= Jun Abe =

Japanese street photographer and educator

Jun Abe (阿部 淳, Abe Jun) is a Japanese street photographer and educator who lives and works in Osaka. As of autumn 2014, he has produced six books of photographs of people in cities, including Citizens: 1979–1983, which won the Society of Photography Award. He was the official photographer of the butoh dance group Byakko-sha (白虎社) from 1982 to 1994.

==Life and work==
Abe was born in Osaka. He studied photography at Ōsaka Shashin Senmon Gakkō (now Visual Arts Osaka).

From 1982 to 1994 he was the official photographer for Byakko-sha (白虎社), a butoh dance group based in Kyoto. In this capacity he travelled extensively in 1982 and 1983.

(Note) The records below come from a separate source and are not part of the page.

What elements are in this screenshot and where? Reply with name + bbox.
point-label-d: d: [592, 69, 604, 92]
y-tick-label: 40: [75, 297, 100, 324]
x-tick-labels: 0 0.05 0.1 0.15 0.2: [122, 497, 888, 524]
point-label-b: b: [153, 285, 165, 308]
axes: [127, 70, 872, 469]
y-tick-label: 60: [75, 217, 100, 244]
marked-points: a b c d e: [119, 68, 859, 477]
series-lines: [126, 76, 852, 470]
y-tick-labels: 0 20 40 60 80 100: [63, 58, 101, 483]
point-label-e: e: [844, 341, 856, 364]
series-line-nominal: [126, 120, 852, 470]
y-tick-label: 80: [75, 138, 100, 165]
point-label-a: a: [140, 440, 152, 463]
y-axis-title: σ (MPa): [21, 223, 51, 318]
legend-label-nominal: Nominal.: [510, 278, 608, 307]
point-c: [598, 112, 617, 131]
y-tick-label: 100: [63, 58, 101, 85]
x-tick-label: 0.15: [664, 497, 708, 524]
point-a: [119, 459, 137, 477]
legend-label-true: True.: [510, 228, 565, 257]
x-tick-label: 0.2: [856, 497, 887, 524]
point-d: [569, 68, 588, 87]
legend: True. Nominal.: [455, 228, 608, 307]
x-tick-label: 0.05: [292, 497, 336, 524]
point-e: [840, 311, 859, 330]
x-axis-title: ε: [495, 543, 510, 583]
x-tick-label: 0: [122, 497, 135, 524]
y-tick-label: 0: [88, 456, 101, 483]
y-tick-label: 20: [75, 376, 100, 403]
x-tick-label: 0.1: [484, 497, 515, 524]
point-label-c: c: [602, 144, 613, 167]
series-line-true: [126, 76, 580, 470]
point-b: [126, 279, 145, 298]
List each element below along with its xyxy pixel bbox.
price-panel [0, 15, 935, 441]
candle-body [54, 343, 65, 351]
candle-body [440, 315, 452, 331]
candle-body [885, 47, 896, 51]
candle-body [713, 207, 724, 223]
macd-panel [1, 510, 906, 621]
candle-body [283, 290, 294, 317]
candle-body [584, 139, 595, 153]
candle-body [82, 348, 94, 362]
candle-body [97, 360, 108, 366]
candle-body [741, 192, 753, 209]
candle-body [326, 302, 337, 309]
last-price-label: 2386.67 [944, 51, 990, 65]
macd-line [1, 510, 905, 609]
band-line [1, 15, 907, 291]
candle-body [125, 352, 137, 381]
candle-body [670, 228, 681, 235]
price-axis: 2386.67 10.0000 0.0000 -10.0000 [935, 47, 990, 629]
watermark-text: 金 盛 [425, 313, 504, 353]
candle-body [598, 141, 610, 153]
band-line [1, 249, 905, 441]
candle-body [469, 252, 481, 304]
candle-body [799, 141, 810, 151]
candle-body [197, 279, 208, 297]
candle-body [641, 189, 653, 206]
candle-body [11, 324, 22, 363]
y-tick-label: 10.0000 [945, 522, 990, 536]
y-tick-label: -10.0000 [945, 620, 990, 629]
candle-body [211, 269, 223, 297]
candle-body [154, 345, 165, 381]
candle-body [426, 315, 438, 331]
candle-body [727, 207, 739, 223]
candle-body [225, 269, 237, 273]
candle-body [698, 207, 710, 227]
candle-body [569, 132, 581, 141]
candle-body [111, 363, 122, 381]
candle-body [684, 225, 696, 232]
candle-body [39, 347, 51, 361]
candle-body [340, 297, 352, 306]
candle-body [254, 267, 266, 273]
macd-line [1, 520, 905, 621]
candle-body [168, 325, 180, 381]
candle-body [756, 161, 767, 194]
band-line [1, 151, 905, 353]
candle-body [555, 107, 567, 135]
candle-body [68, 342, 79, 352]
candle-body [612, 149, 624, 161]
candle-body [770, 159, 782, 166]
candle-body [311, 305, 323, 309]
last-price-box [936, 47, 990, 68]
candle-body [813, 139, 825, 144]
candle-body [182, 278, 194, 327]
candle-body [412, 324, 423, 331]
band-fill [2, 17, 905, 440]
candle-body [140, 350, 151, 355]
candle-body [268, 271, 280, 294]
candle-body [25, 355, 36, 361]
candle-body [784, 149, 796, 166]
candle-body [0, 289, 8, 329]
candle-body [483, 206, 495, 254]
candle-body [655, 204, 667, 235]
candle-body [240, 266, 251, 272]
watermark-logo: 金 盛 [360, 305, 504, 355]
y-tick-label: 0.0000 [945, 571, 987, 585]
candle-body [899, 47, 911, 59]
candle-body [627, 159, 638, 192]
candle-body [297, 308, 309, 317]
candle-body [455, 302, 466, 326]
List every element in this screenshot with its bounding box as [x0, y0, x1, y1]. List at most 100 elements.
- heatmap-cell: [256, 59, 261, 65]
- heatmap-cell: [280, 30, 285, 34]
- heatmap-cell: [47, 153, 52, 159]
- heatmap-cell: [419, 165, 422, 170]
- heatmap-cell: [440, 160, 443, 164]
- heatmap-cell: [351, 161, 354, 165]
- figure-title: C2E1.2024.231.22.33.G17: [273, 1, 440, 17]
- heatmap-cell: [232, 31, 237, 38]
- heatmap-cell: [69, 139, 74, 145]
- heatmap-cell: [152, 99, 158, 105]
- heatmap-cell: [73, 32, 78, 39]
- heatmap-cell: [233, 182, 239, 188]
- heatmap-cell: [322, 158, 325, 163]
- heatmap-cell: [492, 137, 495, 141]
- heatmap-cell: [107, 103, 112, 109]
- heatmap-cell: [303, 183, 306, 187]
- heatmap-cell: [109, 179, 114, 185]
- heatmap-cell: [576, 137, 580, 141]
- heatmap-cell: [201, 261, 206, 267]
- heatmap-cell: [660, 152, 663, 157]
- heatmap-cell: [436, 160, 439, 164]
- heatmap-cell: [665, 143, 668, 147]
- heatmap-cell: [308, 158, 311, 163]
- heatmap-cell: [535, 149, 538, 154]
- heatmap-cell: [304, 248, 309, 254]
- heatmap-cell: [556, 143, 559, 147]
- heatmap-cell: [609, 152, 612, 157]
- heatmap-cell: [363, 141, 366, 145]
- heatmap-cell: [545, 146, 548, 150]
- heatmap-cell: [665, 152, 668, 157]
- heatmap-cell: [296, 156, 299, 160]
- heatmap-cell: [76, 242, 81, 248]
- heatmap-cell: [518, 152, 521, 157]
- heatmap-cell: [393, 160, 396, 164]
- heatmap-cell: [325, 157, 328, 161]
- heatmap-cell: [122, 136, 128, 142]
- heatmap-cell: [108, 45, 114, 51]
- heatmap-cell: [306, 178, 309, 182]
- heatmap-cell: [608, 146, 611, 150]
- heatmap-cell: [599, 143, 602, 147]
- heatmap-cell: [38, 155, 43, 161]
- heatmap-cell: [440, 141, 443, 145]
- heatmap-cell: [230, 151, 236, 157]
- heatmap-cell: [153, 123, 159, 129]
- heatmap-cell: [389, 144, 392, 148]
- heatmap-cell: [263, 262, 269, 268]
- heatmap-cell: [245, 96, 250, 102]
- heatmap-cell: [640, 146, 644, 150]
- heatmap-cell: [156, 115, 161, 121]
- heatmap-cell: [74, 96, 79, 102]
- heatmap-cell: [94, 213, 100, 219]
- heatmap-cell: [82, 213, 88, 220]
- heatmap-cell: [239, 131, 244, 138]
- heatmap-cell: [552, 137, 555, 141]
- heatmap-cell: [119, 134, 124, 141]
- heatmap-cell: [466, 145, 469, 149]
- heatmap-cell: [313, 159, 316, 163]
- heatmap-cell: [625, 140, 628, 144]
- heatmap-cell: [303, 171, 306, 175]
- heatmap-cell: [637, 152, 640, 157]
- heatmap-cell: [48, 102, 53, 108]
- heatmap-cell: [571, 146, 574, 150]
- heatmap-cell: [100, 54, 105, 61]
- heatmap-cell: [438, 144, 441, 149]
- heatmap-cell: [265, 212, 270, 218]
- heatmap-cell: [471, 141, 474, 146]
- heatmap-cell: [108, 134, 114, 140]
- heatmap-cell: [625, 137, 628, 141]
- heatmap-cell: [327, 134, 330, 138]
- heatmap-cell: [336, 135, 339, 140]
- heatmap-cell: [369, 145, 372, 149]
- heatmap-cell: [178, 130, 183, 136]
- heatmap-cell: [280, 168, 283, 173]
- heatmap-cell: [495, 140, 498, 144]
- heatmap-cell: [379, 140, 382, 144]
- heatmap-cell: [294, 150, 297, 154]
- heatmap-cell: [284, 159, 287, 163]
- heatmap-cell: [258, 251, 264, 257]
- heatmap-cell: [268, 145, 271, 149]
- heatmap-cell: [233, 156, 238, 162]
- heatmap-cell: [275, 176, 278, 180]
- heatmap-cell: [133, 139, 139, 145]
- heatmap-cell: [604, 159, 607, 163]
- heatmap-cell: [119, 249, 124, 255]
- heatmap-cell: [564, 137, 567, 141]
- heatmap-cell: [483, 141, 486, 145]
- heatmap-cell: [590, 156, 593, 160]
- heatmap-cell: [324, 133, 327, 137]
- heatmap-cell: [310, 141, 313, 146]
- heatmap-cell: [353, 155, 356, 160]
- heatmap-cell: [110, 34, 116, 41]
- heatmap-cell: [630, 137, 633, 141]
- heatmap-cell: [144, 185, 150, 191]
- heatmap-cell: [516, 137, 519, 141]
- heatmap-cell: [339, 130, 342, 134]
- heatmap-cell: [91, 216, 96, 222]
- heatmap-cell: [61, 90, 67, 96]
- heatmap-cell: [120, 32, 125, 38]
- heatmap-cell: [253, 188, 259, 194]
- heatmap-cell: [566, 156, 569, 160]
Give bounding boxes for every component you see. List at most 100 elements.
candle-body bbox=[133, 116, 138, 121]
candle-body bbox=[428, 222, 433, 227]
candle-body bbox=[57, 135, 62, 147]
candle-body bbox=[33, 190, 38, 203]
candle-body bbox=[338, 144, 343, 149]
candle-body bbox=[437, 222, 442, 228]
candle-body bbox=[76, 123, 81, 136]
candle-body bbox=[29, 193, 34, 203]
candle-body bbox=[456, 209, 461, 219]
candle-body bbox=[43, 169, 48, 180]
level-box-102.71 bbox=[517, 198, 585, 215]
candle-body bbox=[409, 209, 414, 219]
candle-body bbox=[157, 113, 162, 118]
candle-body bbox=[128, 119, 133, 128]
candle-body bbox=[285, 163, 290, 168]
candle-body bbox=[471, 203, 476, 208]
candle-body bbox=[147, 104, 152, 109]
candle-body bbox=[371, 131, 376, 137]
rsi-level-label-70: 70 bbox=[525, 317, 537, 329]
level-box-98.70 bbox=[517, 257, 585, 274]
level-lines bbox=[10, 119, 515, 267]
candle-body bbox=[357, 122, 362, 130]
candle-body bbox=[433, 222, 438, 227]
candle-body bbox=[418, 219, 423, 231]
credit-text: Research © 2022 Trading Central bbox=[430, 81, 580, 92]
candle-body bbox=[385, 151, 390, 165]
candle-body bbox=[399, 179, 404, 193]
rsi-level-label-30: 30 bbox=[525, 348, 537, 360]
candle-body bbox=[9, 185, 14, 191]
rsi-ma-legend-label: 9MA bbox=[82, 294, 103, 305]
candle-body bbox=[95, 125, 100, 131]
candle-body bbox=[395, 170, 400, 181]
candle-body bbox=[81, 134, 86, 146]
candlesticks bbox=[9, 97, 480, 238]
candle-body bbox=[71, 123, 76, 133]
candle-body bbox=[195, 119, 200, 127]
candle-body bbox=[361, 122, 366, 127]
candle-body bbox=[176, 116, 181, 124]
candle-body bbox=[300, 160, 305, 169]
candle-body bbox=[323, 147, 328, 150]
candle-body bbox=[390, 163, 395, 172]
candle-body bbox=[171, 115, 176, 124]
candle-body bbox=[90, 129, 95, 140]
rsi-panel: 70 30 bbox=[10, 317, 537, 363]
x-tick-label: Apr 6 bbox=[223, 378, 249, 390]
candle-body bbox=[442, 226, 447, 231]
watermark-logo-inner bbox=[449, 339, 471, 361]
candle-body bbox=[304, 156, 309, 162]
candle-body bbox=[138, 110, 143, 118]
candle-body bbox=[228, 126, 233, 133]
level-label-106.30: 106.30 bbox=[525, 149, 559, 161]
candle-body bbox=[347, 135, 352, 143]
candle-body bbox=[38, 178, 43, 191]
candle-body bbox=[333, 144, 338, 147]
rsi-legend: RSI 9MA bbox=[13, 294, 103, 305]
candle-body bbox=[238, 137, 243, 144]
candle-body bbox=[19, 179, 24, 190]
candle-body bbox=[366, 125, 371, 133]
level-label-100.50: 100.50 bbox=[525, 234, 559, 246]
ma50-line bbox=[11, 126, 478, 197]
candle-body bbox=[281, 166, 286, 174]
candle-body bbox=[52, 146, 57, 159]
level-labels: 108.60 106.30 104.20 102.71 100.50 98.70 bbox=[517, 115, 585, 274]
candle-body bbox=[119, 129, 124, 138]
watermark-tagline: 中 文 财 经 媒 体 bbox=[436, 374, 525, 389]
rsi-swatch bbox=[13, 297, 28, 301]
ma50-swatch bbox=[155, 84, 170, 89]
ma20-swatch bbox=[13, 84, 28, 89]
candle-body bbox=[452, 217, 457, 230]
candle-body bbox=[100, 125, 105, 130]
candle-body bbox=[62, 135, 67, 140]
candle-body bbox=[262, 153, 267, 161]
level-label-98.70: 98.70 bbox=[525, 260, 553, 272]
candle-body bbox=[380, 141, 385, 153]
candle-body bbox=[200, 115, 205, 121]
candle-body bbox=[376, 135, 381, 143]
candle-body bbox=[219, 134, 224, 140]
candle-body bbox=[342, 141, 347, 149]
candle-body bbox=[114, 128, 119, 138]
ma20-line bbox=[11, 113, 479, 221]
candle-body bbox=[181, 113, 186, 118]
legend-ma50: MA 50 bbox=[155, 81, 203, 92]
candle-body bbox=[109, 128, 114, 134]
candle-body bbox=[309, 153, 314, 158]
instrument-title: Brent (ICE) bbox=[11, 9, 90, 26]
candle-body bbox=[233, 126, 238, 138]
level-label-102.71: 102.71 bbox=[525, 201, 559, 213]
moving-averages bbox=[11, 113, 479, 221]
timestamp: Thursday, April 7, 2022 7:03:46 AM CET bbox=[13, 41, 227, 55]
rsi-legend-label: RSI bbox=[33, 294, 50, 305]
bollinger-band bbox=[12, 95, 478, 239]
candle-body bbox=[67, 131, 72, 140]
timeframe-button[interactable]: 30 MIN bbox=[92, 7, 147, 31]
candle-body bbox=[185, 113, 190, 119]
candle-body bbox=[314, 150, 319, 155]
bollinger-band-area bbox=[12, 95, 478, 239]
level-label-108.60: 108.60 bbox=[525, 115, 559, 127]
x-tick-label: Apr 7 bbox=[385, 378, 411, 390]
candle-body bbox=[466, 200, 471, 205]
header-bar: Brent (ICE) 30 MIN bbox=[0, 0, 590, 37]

From 2002 Abe has taught at the Visual Arts Osaka college. He has been a member of the Osaka-based photography collective running Vacuum Press since 2006. Since 2013 he has been represented by Hatten Gallery.

==Publications==
- クリーチャーズ ...... 神の獣たち = Kurīchāzu: Kami no kemono-tachi = Creaturers. Village, 1989. ISBN 4-938598-04-3. Black and white photographs; essay by Isamu Ōsuka (大須賀勇) and artist chronology in Japanese.
- 大阪 = Ōsaka. Osaka: Vacuum, 2007. ISBN 9784990328801. Vacuum Press 1. Colour photographs.
- 市民: 1979–1983 = Citizens: 1979–1983. Osaka: Vacuum, 2009. ISBN 9784990328832. Vacuum Press 4. Black and white photographs; no captions or other text.
- 黒白ノート: 1996–1999 = Kokubyaku nōto: 1996–1999 = Black & white note: 1996–1999. Osaka: Vacuum, 2010. ISBN 9784990328856. Vacuum Press 5. Black and white photographs; no captions or other text.
- マニラ: August, 1983 = Manira: August, 1983 = Manila: August, 1983. Osaka: Vacuum, 2011. ISBN 9784990328887. Vacuum Press 7. Black and white photographs; no captions or other text.
- 黒白ノート・2 = Kokubyaku nōto: 2 = Black & white note 2. Osaka: Vacuum, 2012. . Vacuum Press 9. Black and white photographs; no captions or other text.
- 2001. Osaka: Vacuum, 2013. . Vacuum Press 11. Black and white photographs; no captions or other text.
- Busan. Osaka: Vacuum, 2014. Black and white photographs.
- 1981＜上＞ = 1981 (jō) = 1981: Top. Osaka: Vacuum, 2015. Vacuum Press 14. First volume of a two-volume set. Black and white photographs.
- 1981＜下＞ = 1981 (ge) = 1981: Bottom. Osaka: Vacuum, 2015. Vacuum Press 15. Second volume of a two-volume set. Black and white photographs.
- 1981 コウベ = 1981 Kōbe = 1981: Kobe. Osaka: Vacuum, 2016.
- New York. Osaka: Vacuum, 2017.
- Citizens in Society 1989~1994. Osaka: Vacuum, 2019.

==Exhibitions==
===Solo exhibitions===
- 2006: Black & White Note: Box, Gallery 10:06, Osaka.
- 2012: Citizens/1983, Gallery Niépce, Tokyo.
- 2012/2013: Citizens, The Third Gallery Aya, Osaka.
- 2013: Black & White Note, Black & White Note 2, Place M Photo Gallery, Tokyo. Related to his Society of Photography Award.

===Group exhibitions===
- 2011: Citizens, Quad Gallery, Format International Photography Festival, Derby, UK, 4 March–8 May 2011.
- 2013: Paris Photo, Grand Paris, Paris. Presented by The Third Gallery Aya, Osaka.
- 2013: Citizens, The Third Gallery Aya, Osaka. With Miyako Ishiuchi. Part of the exhibition Paris Photo 2013.
- 2014: FotoIstanbul, Istanbul, Turkey, 17 October – 18 November 2014.

==Awards==
- 2013: Society of Photography Award (Shashin no Kai shō) from the Society of Photography.